Crocker brought himself back to the moment, looking at the Deputy Chief.
“What are you going to do?” she asked.
“I’m thinking of firing Fincher, to begin with.”
“He’ll file a grievance, say it’s politically motivated.”
“He’s been a disaster since he started. He’s all but crippled the Section. If the job hadn’t been in KL, I would never have sent him.”
“All the same, you fire him, you’ll lose. Which means that you’ll depart, but Fincher will still be here. Bad for the Service, certainly.”
“Maybe I can find a job in Iraq that needs doing,” Crocker said. “Somewhere in the Sunni Triangle, perhaps.”

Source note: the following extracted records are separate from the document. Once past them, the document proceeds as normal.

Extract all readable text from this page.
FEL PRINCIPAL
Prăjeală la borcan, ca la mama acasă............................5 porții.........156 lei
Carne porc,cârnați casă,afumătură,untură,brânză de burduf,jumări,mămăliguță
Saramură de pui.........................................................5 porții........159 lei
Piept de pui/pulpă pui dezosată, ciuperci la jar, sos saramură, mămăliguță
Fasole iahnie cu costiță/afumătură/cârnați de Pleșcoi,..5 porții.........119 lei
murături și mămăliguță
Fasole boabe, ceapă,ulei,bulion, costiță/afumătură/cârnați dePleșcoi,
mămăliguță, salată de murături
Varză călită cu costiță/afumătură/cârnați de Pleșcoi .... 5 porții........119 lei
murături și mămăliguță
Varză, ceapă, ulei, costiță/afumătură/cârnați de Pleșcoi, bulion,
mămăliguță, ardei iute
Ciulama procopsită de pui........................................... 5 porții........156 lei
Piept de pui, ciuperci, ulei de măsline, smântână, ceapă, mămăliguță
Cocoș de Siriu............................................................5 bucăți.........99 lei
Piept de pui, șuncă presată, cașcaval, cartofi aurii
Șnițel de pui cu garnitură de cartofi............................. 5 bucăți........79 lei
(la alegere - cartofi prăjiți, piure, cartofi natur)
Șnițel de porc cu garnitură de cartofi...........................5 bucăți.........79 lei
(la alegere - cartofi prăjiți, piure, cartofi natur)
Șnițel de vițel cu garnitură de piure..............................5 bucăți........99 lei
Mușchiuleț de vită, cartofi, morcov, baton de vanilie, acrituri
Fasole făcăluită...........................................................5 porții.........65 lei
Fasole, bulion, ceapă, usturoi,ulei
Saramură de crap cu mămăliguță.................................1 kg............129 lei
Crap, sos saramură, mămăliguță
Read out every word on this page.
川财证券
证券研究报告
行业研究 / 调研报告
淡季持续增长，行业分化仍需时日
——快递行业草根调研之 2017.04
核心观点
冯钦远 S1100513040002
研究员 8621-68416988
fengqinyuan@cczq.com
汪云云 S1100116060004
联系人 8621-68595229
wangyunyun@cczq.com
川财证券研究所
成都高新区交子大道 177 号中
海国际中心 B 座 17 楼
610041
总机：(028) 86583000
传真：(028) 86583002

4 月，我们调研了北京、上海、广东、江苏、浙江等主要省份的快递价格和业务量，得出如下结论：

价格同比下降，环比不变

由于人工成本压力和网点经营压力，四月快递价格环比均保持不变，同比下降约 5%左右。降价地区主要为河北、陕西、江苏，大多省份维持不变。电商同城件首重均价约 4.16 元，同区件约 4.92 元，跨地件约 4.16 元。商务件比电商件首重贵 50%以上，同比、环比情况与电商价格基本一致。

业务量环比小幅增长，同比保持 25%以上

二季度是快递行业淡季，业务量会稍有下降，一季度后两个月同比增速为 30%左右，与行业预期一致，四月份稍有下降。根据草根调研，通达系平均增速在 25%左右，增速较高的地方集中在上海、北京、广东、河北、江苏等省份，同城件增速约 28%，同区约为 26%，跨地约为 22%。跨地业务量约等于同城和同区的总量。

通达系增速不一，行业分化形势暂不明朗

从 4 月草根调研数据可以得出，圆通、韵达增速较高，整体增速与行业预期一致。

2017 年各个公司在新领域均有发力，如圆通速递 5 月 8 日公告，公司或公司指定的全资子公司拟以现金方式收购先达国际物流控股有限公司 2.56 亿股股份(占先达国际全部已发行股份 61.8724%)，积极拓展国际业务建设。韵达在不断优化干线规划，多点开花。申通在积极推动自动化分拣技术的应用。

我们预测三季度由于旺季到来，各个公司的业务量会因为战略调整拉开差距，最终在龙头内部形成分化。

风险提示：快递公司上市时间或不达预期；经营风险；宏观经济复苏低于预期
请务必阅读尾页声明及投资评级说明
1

Alison Gordon-Palmer allowed a soft laugh to escape her before shaking her head, amused. She was in her early fifties, slender, with shoulder-length brown hair that had about as much life to it as the bristles found on the average broom. She favored suits of brown or, rarely, a deep burgundy, and she avoided the use of makeup unless forced to walk the corridors of Whitehall on SIS business. As far as Crocker was concerned, she was the second smartest person in the building—the first being Simon Rayburn, the Director of Intelligence—and, unlike the man she had replaced as Deputy Chief, Donald Weldon, appropriately aggressive for the job. Weldon had been, by his nature, cautious, and disinclined to the risks inherent in intelligence work. Alison Gordon-Palmer, on the other hand, understood that risk came with the territory.
Crocker wondered again, not for the first time, how it was that Frances Barclay had settled upon her as Deputy Chief. He’d been certain the job would go to Rayburn, and had been surprised when she’d been named as DC instead.
It was one of the very few decisions Barclay had made that Paul Crocker could find no fault with.
The lift came to a halt, the doors opened, and Crocker and Gordon-Palmer stepped out, walking through a cluster of junior officers who parted hastily to let them pass. Their offices shared the same floor, and they walked through the maze of white corridors in silence. When Crocker made the turn toward his office, she stuck with him.
“Do you want to stay?” she asked him suddenly.
The question was unexpected, and Crocker responded before thinking. “Of course I bloody want to stay.”
Gordon-Palmer nodded slightly, her lips tightening in thought. She waited until he had his hand on the doorknob to his outer office, then said softly, “Seccombe is going to call you.”
Crocker stopped, looked at her curiously, waiting for further explanation. She shook her head.
“I recommend you see what you can do for him when he calls, Paul,” the Deputy Chief said, and then turned away, heading to her own office.
Leaving Paul Crocker to wonder what it was the PUS at the FCO could possibly want with him, and why the Deputy Chief seemed so certain he would be able to deliver.
CHAPTER 6
London—Whitehall. Office of Sir Walter
Seccombe, Permanent Undersecretary and
Head of the Diplomatic Service (FCO)
13 February, 1559 Hours GMT
Sir Walter Seccombe’s smile was wide and genuine, and he shook Crocker’s hand firmly, pumping it twice before releasing his grip.
“Paul, good of you to come,” Seccombe said. “I’m afraid we’ll need to make this fast—I have to join my Minister for a Cabinet meeting at half past.”
“I could hardly refuse the invitation,” Crocker said. “Certainly not after the Deputy Chief let me know it was coming.”